Georges-Henri Héon, (6 September 1902 – 8 January 1965) was an Independent Conservative and Independent Progressive Conservative member of the House of Commons of Canada. He was born in Saint-Wenceslas, Quebec and became a crown attorney and lawyer by profession.

Héon attended Victoria Commercial College in Victoriaville, St Charles College in Sherbrooke, then the Université de Montréal attaining Bachelor of Arts and Master of Laws degrees. He served as a senior Crown Attorney for Terrebonne district, then as a municipal solicitor for Lachute.

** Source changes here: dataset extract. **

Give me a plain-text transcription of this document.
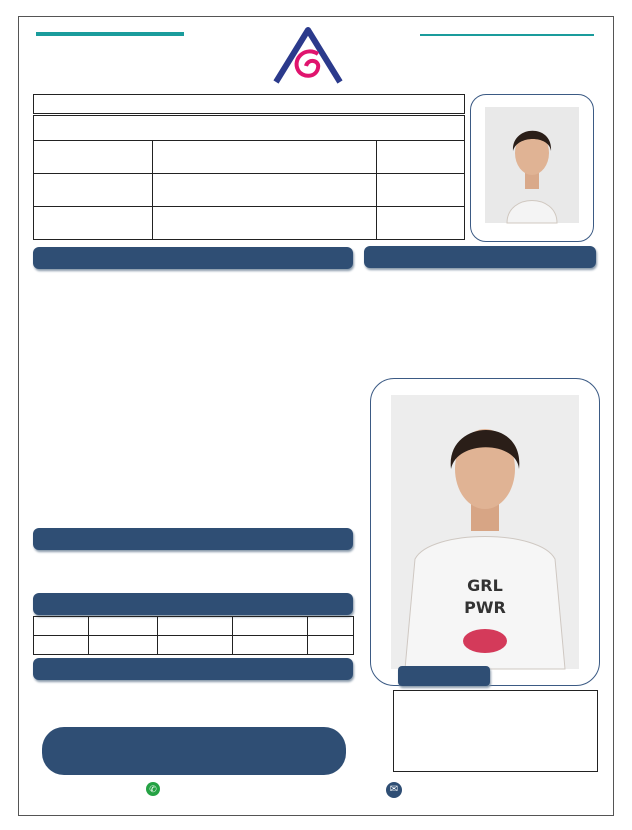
GRL
PWR

✆	✉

He received a King's Counsel designation by the late 1940s.

He was first elected to Parliament at the Argenteuil riding as an Independent Conservative in a by-election on 28 February 1938 but was defeated in the 1940 federal election in which he ran as an official Conservative candidate under the National Government banner the party was using in that election. Héon lost to James McGibbon of the Liberal party.

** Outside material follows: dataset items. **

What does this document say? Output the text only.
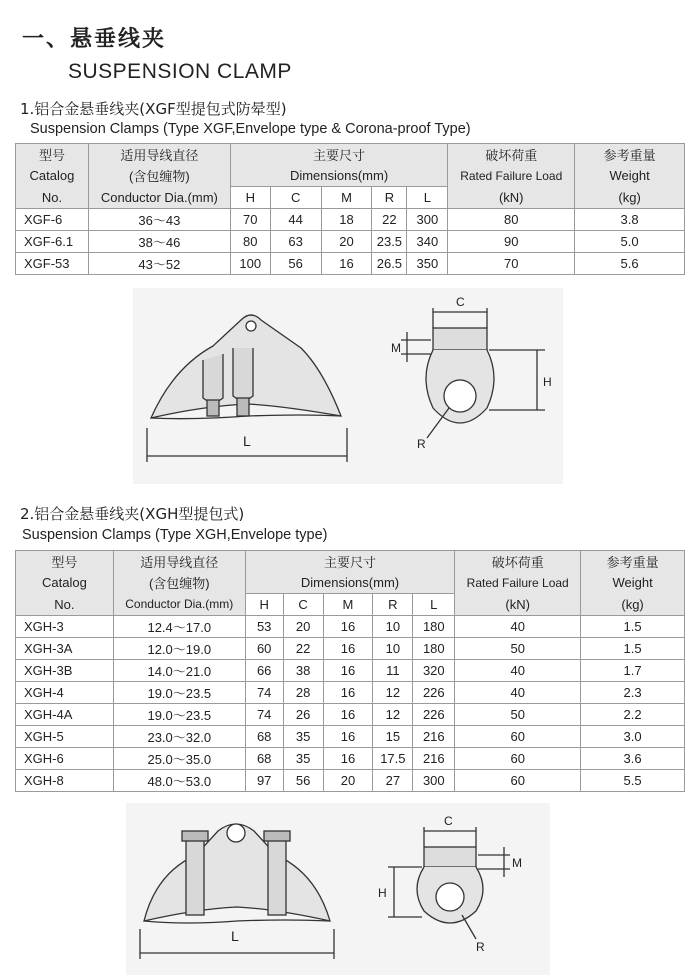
一、悬垂线夹
SUSPENSION CLAMP
1.铝合金悬垂线夹(XGF型提包式防晕型)
Suspension Clamps (Type XGF,Envelope type & Corona-proof Type)
型号	适用导线直径	主要尺寸					破坏荷重	参考重量
Catalog	(含包缠物)	Dimensions(mm)					Rated Failure Load	Weight
No.	Conductor Dia.(mm)	H	C	M	R	L	(kN)	(kg)
XGF-6	36～43	70	44	18	22	300	80	3.8
XGF-6.1	38～46	80	63	20	23.5	340	90	5.0
XGF-53	43～52	100	56	16	26.5	350	70	5.6
L
C
M
H
R
2.铝合金悬垂线夹(XGH型提包式)
Suspension Clamps (Type XGH,Envelope type)
型号	适用导线直径	主要尺寸					破坏荷重	参考重量
Catalog	(含包缠物)	Dimensions(mm)					Rated Failure Load	Weight
No.	Conductor Dia.(mm)	H	C	M	R	L	(kN)	(kg)
XGH-3	12.4～17.0	53	20	16	10	180	40	1.5
XGH-3A	12.0～19.0	60	22	16	10	180	50	1.5
XGH-3B	14.0～21.0	66	38	16	11	320	40	1.7
XGH-4	19.0～23.5	74	28	16	12	226	40	2.3
XGH-4A	19.0～23.5	74	26	16	12	226	50	2.2
XGH-5	23.0～32.0	68	35	16	15	216	60	3.0
XGH-6	25.0～35.0	68	35	16	17.5	216	60	3.6
XGH-8	48.0～53.0	97	56	20	27	300	60	5.5
L
C
M
H
R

Although Héon frequently took a nationalist position, he sided with plans for Canada to join World War II when the issue was debated in Parliament in September 1939 but opposed plans to introduce conscription.

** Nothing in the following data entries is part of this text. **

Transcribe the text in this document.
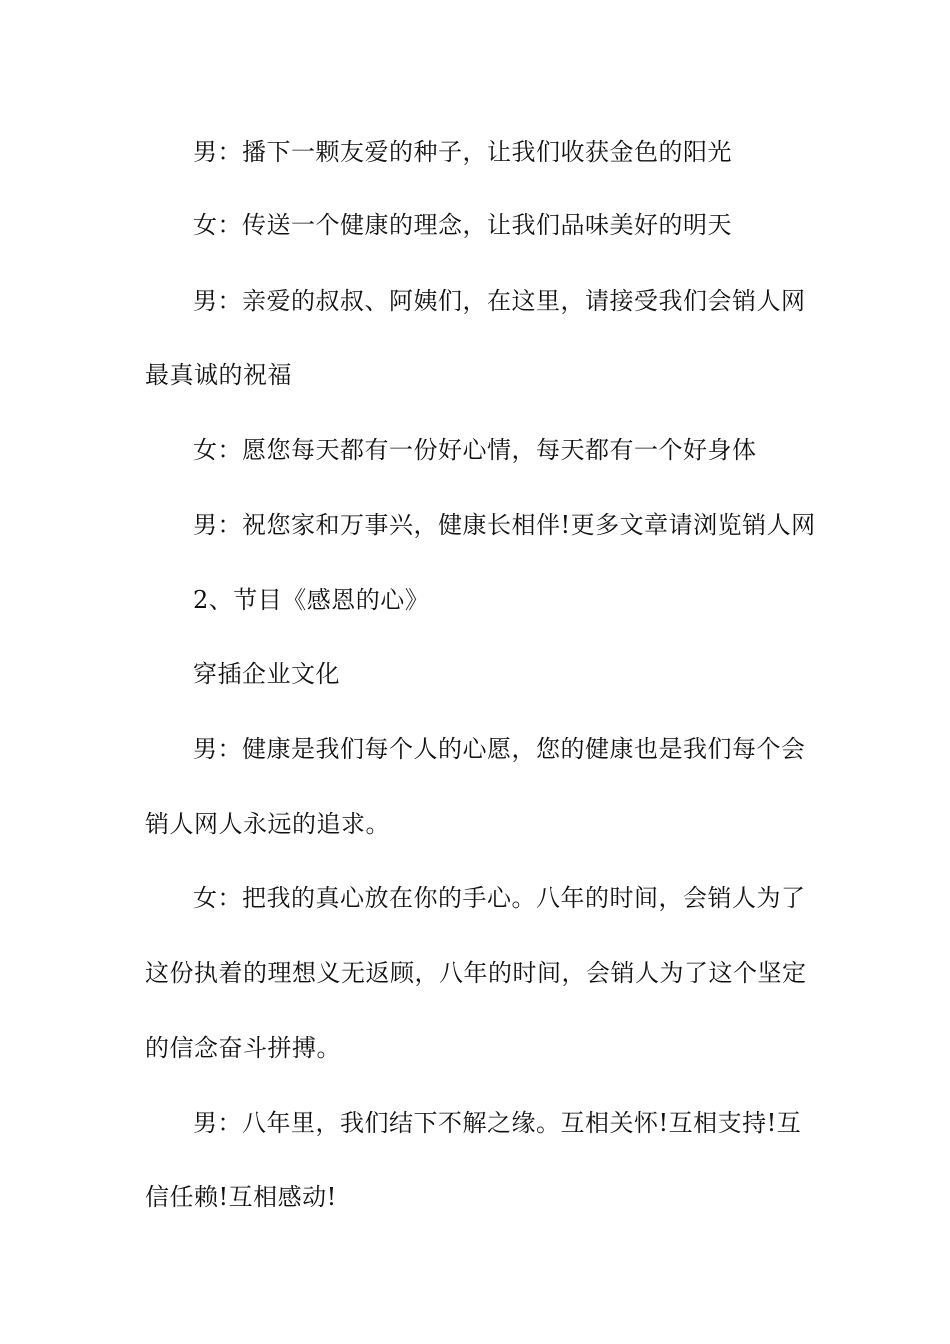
男：播下一颗友爱的种子，让我们收获金色的阳光
女：传送一个健康的理念，让我们品味美好的明天
男：亲爱的叔叔、阿姨们，在这里，请接受我们会销人网
最真诚的祝福
女：愿您每天都有一份好心情，每天都有一个好身体
男：祝您家和万事兴，健康长相伴!更多文章请浏览销人网
2、节目《感恩的心》
穿插企业文化
男：健康是我们每个人的心愿，您的健康也是我们每个会
销人网人永远的追求。
女：把我的真心放在你的手心。八年的时间，会销人为了
这份执着的理想义无返顾，八年的时间，会销人为了这个坚定
的信念奋斗拼搏。
男：八年里，我们结下不解之缘。互相关怀!互相支持!互
信任赖!互相感动!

Héon won back Argenteuil in the 1945 election as an Independent Progressive Conservative, and served a full term. He was a close ally of Renaud Chapdelaine and campaigned with him in the 6 June 1949 by-election that elected Chapdelaine to the House of Commons as a Progressive Conservative MP. Héon subsequently joined the Progressive Conservative caucus immediately prior to the beginning of the 1949 federal election campaign and became party leader George A. Drew's Quebec lieutenant in charge of the Tory campaign in that province. Due to redistribution he ran for re-election in the new riding of Argenteuil—Deux-Montagnes and was defeated by Philippe Valois of the Liberals.